Case Review

Syphilis, caused by Treponema pallidum, a microaerophilic spirochete, is a systemic, chronic sexually transmitted disease. Secondary syphilis generally occurs 2 to 10 weeks after the primary active period. Symptoms vary; many present with mild constitutional complaints, including headache, nausea, malaise, loss of appetite, fatigue, fever, and aching bones. Acute syphilitic meningitis may occur in a small percentage of patients. The skin eruption evolves over time. The initial rash consists of bilaterally symmetric, discrete, round macules, 5 to 10mm in diameter on the trunk and proximal extremities. Color varies depending on the patient's skin color: light-skinned individuals tend to have pale red to pink lesions while the macules are pigmented in dark-skinned patients.
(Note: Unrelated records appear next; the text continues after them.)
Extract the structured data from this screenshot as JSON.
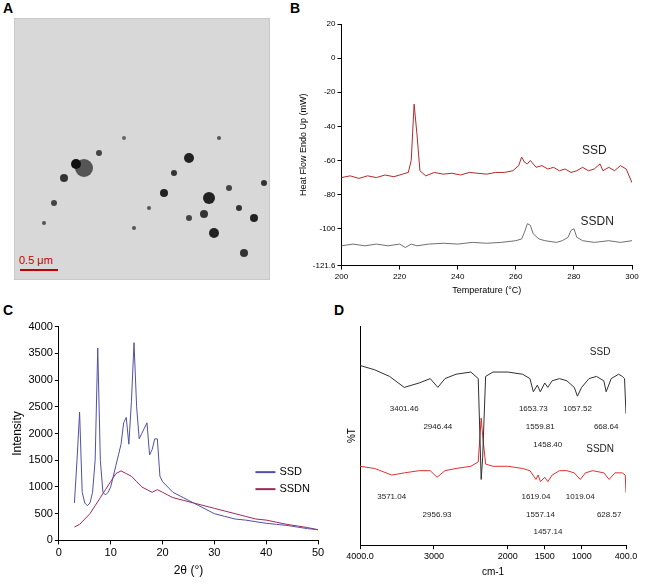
{
  "panel_a": {
    "label": "A",
    "scale_bar": "0.5 μm"
  },
  "chart_data": [
    {
      "panel": "B",
      "type": "line",
      "xlabel": "Temperature (°C)",
      "ylabel": "Heat Flow Endo Up (mW)",
      "xlim": [
        200,
        300
      ],
      "xticks": [
        200,
        220,
        240,
        260,
        280,
        300
      ],
      "ylim": [
        -121.6,
        20
      ],
      "yticks": [
        -121.6,
        -100,
        -80,
        -60,
        -40,
        -20,
        0,
        20
      ],
      "grid": false,
      "series": [
        {
          "name": "SSD",
          "color": "#b22a2a",
          "x": [
            200,
            203,
            206,
            209,
            212,
            215,
            218,
            221,
            223,
            224,
            225,
            226,
            227,
            229,
            232,
            235,
            238,
            241,
            244,
            247,
            250,
            253,
            256,
            259,
            261,
            262,
            263,
            264,
            265,
            266,
            267,
            269,
            271,
            273,
            275,
            277,
            279,
            281,
            283,
            285,
            287,
            289,
            290,
            292,
            294,
            296,
            298,
            300
          ],
          "values": [
            -70,
            -69,
            -70.5,
            -69,
            -70,
            -68.5,
            -69.5,
            -68,
            -67,
            -60,
            -27,
            -45,
            -66,
            -69,
            -67,
            -68,
            -67.5,
            -68.5,
            -67,
            -67.5,
            -68,
            -67,
            -67,
            -66,
            -63,
            -58,
            -61,
            -62,
            -60,
            -62,
            -64,
            -63,
            -65,
            -64,
            -66,
            -65,
            -67,
            -66,
            -64,
            -66,
            -65,
            -62,
            -66,
            -64,
            -66,
            -63,
            -65,
            -73
          ]
        },
        {
          "name": "SSDN",
          "color": "#707070",
          "x": [
            200,
            204,
            208,
            212,
            216,
            220,
            222,
            224,
            226,
            230,
            235,
            240,
            245,
            250,
            255,
            260,
            262,
            263,
            264,
            265,
            266,
            268,
            270,
            274,
            276,
            278,
            279,
            280,
            281,
            283,
            287,
            292,
            296,
            300
          ],
          "values": [
            -110,
            -109,
            -110,
            -109,
            -110,
            -109,
            -111,
            -109,
            -110,
            -109,
            -108.5,
            -109,
            -108,
            -108.5,
            -108,
            -107,
            -106,
            -102,
            -97,
            -98,
            -103,
            -106,
            -107,
            -108,
            -107,
            -105,
            -101,
            -100,
            -105,
            -107,
            -108,
            -107,
            -108,
            -107
          ]
        }
      ],
      "annotations": [
        {
          "text": "SSD",
          "x": 287,
          "y": -54
        },
        {
          "text": "SSDN",
          "x": 288,
          "y": -96
        }
      ]
    },
    {
      "panel": "C",
      "type": "line",
      "xlabel": "2θ (°)",
      "ylabel": "Intensity",
      "xlim": [
        0,
        50
      ],
      "xticks": [
        0,
        10,
        20,
        30,
        40,
        50
      ],
      "ylim": [
        0,
        4000
      ],
      "yticks": [
        0,
        500,
        1000,
        1500,
        2000,
        2500,
        3000,
        3500,
        4000
      ],
      "grid": false,
      "legend": "bottom-right",
      "series": [
        {
          "name": "SSD",
          "color": "#5050a8",
          "x": [
            3,
            3.5,
            4,
            4.5,
            5,
            5.5,
            6,
            6.5,
            7,
            7.5,
            8,
            8.5,
            9,
            9.5,
            10,
            10.5,
            11,
            11.5,
            12,
            12.5,
            13,
            13.5,
            14,
            14.5,
            15,
            15.5,
            16,
            16.5,
            17,
            17.5,
            18,
            18.5,
            19,
            19.5,
            20,
            21,
            22,
            23,
            24,
            25,
            26,
            27,
            28,
            29,
            30,
            32,
            34,
            36,
            38,
            40,
            42,
            44,
            46,
            48,
            50
          ],
          "values": [
            700,
            1500,
            2400,
            900,
            700,
            650,
            700,
            900,
            1500,
            3600,
            1500,
            900,
            850,
            900,
            1000,
            1200,
            1400,
            1600,
            1800,
            2200,
            2300,
            1800,
            2600,
            3700,
            2500,
            1900,
            2000,
            2100,
            2200,
            1600,
            1700,
            1900,
            1900,
            1200,
            1100,
            1000,
            900,
            850,
            800,
            750,
            700,
            650,
            600,
            550,
            500,
            450,
            400,
            380,
            350,
            320,
            300,
            280,
            250,
            220,
            200
          ]
        },
        {
          "name": "SSDN",
          "color": "#a0285a",
          "x": [
            3,
            4,
            5,
            6,
            7,
            8,
            9,
            10,
            11,
            12,
            13,
            14,
            15,
            16,
            17,
            18,
            19,
            20,
            21,
            22,
            24,
            26,
            28,
            30,
            32,
            34,
            36,
            38,
            40,
            42,
            44,
            46,
            48,
            50
          ],
          "values": [
            250,
            300,
            400,
            500,
            650,
            800,
            950,
            1100,
            1250,
            1300,
            1250,
            1200,
            1100,
            1000,
            950,
            900,
            950,
            900,
            850,
            800,
            750,
            700,
            650,
            600,
            550,
            500,
            450,
            400,
            380,
            340,
            300,
            270,
            240,
            200
          ]
        }
      ]
    },
    {
      "panel": "D",
      "type": "line",
      "xlabel": "cm-1",
      "ylabel": "%T",
      "xlim": [
        4000,
        400
      ],
      "xticks": [
        {
          "value": 400,
          "label": "400.0"
        },
        1000,
        1500,
        2000,
        3000,
        {
          "value": 4000,
          "label": "4000.0"
        }
      ],
      "ylim": [
        0,
        100
      ],
      "yticks": [],
      "grid": false,
      "tick_labels": "x",
      "series": [
        {
          "name": "SSD",
          "color": "#303030",
          "x": [
            4000,
            3800,
            3600,
            3401.46,
            3200,
            3050,
            2946.44,
            2850,
            2700,
            2500,
            2400,
            2360,
            2340,
            2300,
            2200,
            2000,
            1800,
            1700,
            1653.73,
            1600,
            1559.81,
            1500,
            1458.4,
            1400,
            1300,
            1200,
            1100,
            1057.52,
            1000,
            900,
            800,
            700,
            668.64,
            600,
            500,
            450,
            420,
            400
          ],
          "values": [
            82,
            80,
            77,
            72,
            74,
            76,
            72,
            76,
            78,
            79,
            76,
            30,
            40,
            77,
            79,
            79,
            78,
            76,
            70,
            73,
            70,
            74,
            72,
            75,
            76,
            75,
            72,
            68,
            72,
            76,
            77,
            75,
            70,
            76,
            78,
            77,
            76,
            60
          ]
        },
        {
          "name": "SSDN",
          "color": "#e03030",
          "x": [
            4000,
            3800,
            3571.04,
            3400,
            3200,
            3050,
            2956.93,
            2850,
            2700,
            2500,
            2400,
            2360,
            2340,
            2300,
            2200,
            2000,
            1800,
            1700,
            1619.04,
            1590,
            1557.14,
            1500,
            1457.14,
            1400,
            1300,
            1200,
            1100,
            1019.04,
            950,
            850,
            700,
            628.57,
            550,
            450,
            410,
            400
          ],
          "values": [
            36,
            35,
            32,
            33,
            34,
            34,
            31,
            34,
            35,
            36,
            38,
            58,
            50,
            37,
            36,
            36,
            35,
            34,
            30,
            32,
            29,
            31,
            29,
            32,
            34,
            34,
            33,
            30,
            33,
            34,
            33,
            30,
            33,
            33,
            32,
            24
          ]
        }
      ],
      "annotations": [
        {
          "text": "3401.46",
          "x": 3401.46,
          "y": 62
        },
        {
          "text": "2946.44",
          "x": 2946.44,
          "y": 54
        },
        {
          "text": "1653.73",
          "x": 1653.73,
          "y": 62
        },
        {
          "text": "1559.81",
          "x": 1559.81,
          "y": 54
        },
        {
          "text": "1458.40",
          "x": 1458.4,
          "y": 46
        },
        {
          "text": "1057.52",
          "x": 1057.52,
          "y": 62
        },
        {
          "text": "668.64",
          "x": 668.64,
          "y": 54
        },
        {
          "text": "3571.04",
          "x": 3571.04,
          "y": 22
        },
        {
          "text": "2956.93",
          "x": 2956.93,
          "y": 14
        },
        {
          "text": "1619.04",
          "x": 1619.04,
          "y": 22
        },
        {
          "text": "1557.14",
          "x": 1557.14,
          "y": 14
        },
        {
          "text": "1457.14",
          "x": 1457.14,
          "y": 6
        },
        {
          "text": "1019.04",
          "x": 1019.04,
          "y": 22
        },
        {
          "text": "628.57",
          "x": 628.57,
          "y": 14
        },
        {
          "text": "SSD",
          "x": 750,
          "y": 88
        },
        {
          "text": "SSDN",
          "x": 750,
          "y": 44
        }
      ]
    }
  ]
}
Red papular lesions, 3 to 10 mm in diameter appear several days to weeks later. Palms and soles are often involved and the lesions tend to become necrotic. Alopecia may also develop. Of note, the skin eruption may be subtle enough that a quarter of patients don't notice changes. Other findings that may develop are superficial mucosal erosions on the palate, pharynx, laraynx, glans penis, vulva, anal canal, or rectum, condyloma lata, iritis, periostitis, nephiritis, hepatitis, and ulcerative colitis.

The gold standard for treating syphilis is penicillin. Doxycycline is an alternative for patients with a penicillin allergy. Early diagnosis and treatment are the keys to curing secondary syphilis. Untreated secondary syphilis may result in late complications in 30% of patients. Complications include aortitis, aneurysms, neurosyphilis, and destructive skin and bone lesions.